Я понял, что он имеет в виду мужика в гандонке, и кивнул. Жильцов помотал головой, как будто отряхиваясь: он терпел боль, старался не орать. Я не знал, какое решение он принял, оставалось надеяться лишь на то, что формулы гангстерских фильмов в сочетании с приемами доморощенного членовредительства все-таки сработали.
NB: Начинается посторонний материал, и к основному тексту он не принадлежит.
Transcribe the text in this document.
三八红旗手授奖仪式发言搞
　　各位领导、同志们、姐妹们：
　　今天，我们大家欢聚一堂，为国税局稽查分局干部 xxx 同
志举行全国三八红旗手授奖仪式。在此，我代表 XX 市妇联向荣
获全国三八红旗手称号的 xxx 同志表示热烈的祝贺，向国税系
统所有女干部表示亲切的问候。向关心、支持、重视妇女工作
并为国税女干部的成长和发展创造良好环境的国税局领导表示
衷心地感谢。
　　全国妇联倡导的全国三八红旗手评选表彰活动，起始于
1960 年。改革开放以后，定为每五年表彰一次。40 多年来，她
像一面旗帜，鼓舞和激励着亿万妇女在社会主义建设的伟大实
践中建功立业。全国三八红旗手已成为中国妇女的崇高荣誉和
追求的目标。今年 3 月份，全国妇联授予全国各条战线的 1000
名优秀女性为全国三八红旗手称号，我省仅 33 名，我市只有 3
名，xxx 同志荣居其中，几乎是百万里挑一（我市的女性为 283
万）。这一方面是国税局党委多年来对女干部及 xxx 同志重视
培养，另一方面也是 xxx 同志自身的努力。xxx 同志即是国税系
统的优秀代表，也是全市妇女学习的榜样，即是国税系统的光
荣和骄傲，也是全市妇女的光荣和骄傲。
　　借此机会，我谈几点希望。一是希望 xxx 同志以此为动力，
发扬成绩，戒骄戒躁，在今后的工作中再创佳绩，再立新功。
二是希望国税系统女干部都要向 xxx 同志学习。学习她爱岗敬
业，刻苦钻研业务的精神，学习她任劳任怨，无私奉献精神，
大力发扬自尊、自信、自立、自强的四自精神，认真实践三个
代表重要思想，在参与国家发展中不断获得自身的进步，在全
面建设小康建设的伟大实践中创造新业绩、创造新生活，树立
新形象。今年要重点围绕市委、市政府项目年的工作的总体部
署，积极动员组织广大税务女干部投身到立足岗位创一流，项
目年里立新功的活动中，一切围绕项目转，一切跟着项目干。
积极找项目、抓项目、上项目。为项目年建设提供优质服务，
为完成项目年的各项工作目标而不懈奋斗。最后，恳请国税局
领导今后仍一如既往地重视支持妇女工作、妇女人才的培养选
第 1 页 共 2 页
– Я сразу спросил его, – заговорил Жильцов полушепотом: – «За что такие деньги платишь?» Он только отшучивался. Бери, мол, пока дают. Сначала думал, что это наши люди, ну, такие же, как я. Думал, бесит его несправедливость. Потом стал понимать, что не все там чисто. Но решил, что на благородное дело деньги не пахнут. А дальше – больше… Сначала были мелкие просьбы. Я даже согласен с ними был – одно ведь дело делаем. Ну там про того напиши, про другого напиши, тут компромат сольют, тут документ принесут. Я и не думал проверять. А зачем? Ясно же – наше дело правое, а администрация воры.
Профсоюзник зажал между коленями худые пергаментные ладони, неловко подтянул травмированную ногу. За время разговора он ни разу не посмотрел на меня, ему просто надо было выговориться, и это нежелание признавать мое участие в разговоре, это намеренное отсутствие персонификации, внезапная безучастность к своей собственной судьбе пугали меня куда сильнее, чем откровенная агрессия. Я отчаянно соображал, как бы побыстрее выманить у Жильцова его телефон, и не мог придумать ничего, кроме как забрать телефон силой. Жильцов продолжал свою исповедь, а я готовился.
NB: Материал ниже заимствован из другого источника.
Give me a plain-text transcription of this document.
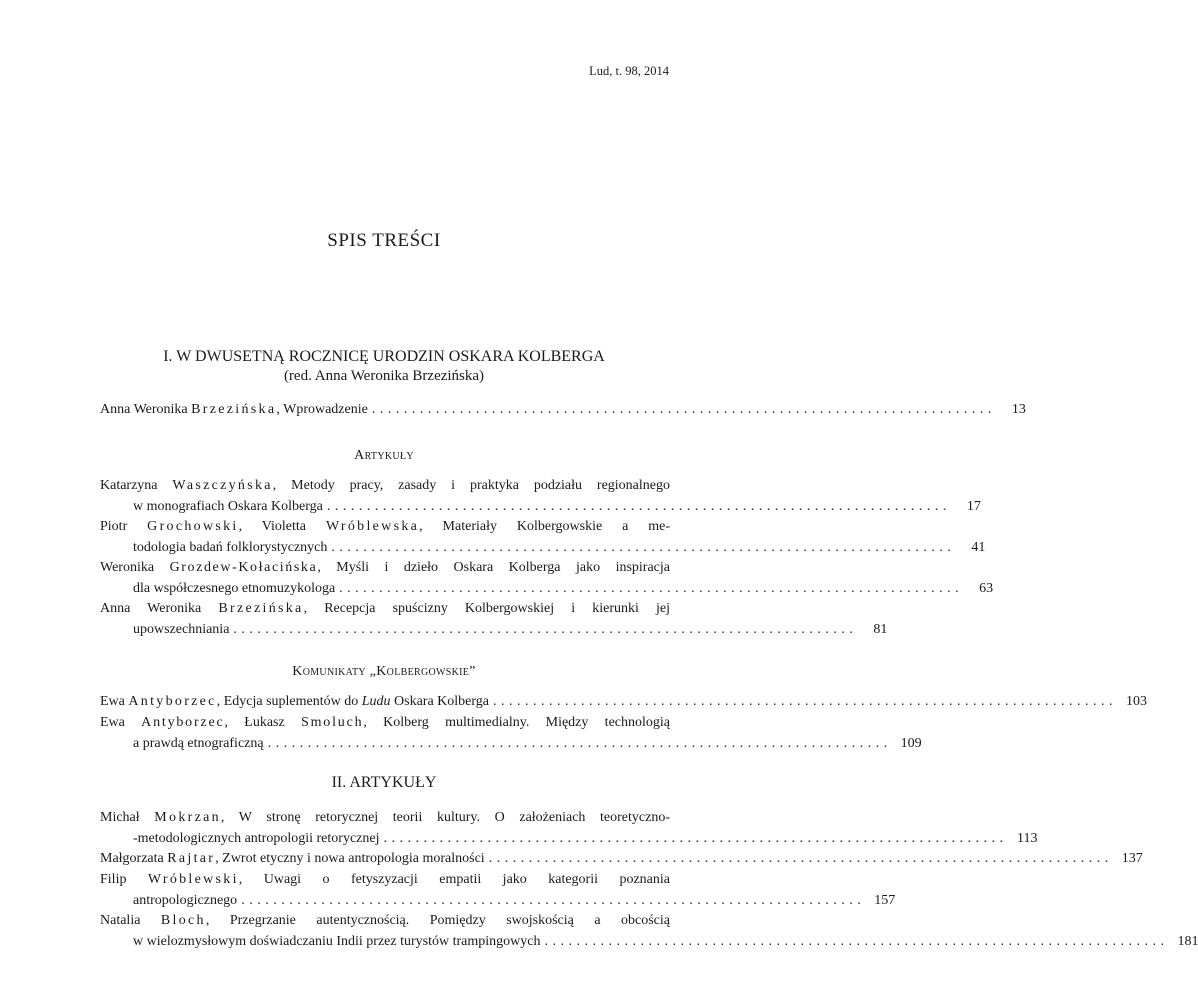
Lud, t. 98, 2014
SPIS TREŚCI
I. W DWUSETNĄ ROCZNICĘ URODZIN OSKARA KOLBERGA
(red. Anna Weronika Brzezińska)
Anna Weronika Brzezińska, Wprowadzenie ..............................................................................	13
Artykuły
Katarzyna Waszczyńska, Metody pracy, zasady i praktyka podziału regionalnego
w monografiach Oskara Kolberga ..............................................................................	17
Piotr Grochowski, Violetta Wróblewska, Materiały Kolbergowskie a me-
todologia badań folklorystycznych ..............................................................................	41
Weronika Grozdew-Kołacińska, Myśli i dzieło Oskara Kolberga jako inspiracja
dla współczesnego etnomuzykologa ..............................................................................	63
Anna Weronika Brzezińska, Recepcja spuścizny Kolbergowskiej i kierunki jej
upowszechniania ..............................................................................	81
Komunikaty „Kolbergowskie”
Ewa Antyborzec, Edycja suplementów do Ludu Oskara Kolberga .............................................................................. 103
Ewa Antyborzec, Łukasz Smoluch, Kolberg multimedialny. Między technologią
a prawdą etnograficzną .............................................................................. 109
II. ARTYKUŁY
Michał Mokrzan, W stronę retorycznej teorii kultury. O założeniach teoretyczno-
-metodologicznych antropologii retorycznej .............................................................................. 113
Małgorzata Rajtar, Zwrot etyczny i nowa antropologia moralności .............................................................................. 137
Filip Wróblewski, Uwagi o fetyszyzacji empatii jako kategorii poznania
antropologicznego .............................................................................. 157
Natalia Bloch, Przegrzanie autentycznością. Pomiędzy swojskością a obcością
w wielozmysłowym doświadczaniu Indii przez turystów trampingowych .............................................................................. 181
– Потом начались уже другие заходы, мол, давайте кто-то из членов профсоюза достанет какой-нибудь документ с завода: то один, то другой им нужен был. В основном из отдела кадров или из бухгалтерии… Кто сколько получает, какие льготы там, путевки, премии… Это все вроде как и нам в газете годилось: публиковали, разоблачали. Ну а потом зашла речь об отгрузке готовой продукции и некондиции. Анатолий просил подбирать народ, кто в этих цехах работал, агитировать в профсоюз. Это уже, понятно, не профсоюзная задача. Но куда мне было деваться? На мне люди, ответственность, приходили работники, мы ведь многим действительно помогали… Да и не знал я сначала, зачем…
«И ты помогал обворовывать завод, чтобы остаться главой профсоюза и иметь власть, вместо того чтобы по-честному сложить полномочия?» – мысленно спросил я Мальчика-Носа, но вслух ничего не сказал, потому что выжидал момент и не хотел, чтобы он втягивался в спор, его удрученное настроение работало на мой план.
В проем двери я видел часть окна большой комнаты. В один момент мне показалось, что за окном мелькнула какая-то фигура. Как будто кто-то быстро пробежал мимо окна, но я не успел разглядеть и не был уверен. Через несколько секунд последовал глухой звук удара. Дверь тихонько дернули. Теперь стало ясно, что наши охранники заподозрили что-то неладное и пытались проникнуть в помещение. Жильцов как будто ничего не замечал, продолжая говорить, как перед последним причастием, но я уже не слушал: ни выбора, ни времени у меня не осталось.
Я бросился на профсоюзника одним длинным размашистым прыжком, надеясь повалить и максимально травмировать его своей массой. За миг до рокового столкновения я отчетливо понял, что, как и я, Мальчик-Нос не особенно искушен в рукопашных боях: он поднял на меня ясный, изумленный взгляд распахнутых на всю проектную ширину глаз, как будто спрашивавших, чего это я. В следующую секунду ни глаз, ни чего бы то ни было другого я уже разглядеть не мог, потому что приземлился, куда метил, и всю кинетическую силу своего полета вложил в один короткий удар. Собственно говоря, ударил я почти случайно: просто траектория моего кулака удачно пересеклась с траекторией уворачивающейся жильцовской головы. Встреча произошла в координате левая скула и глаз.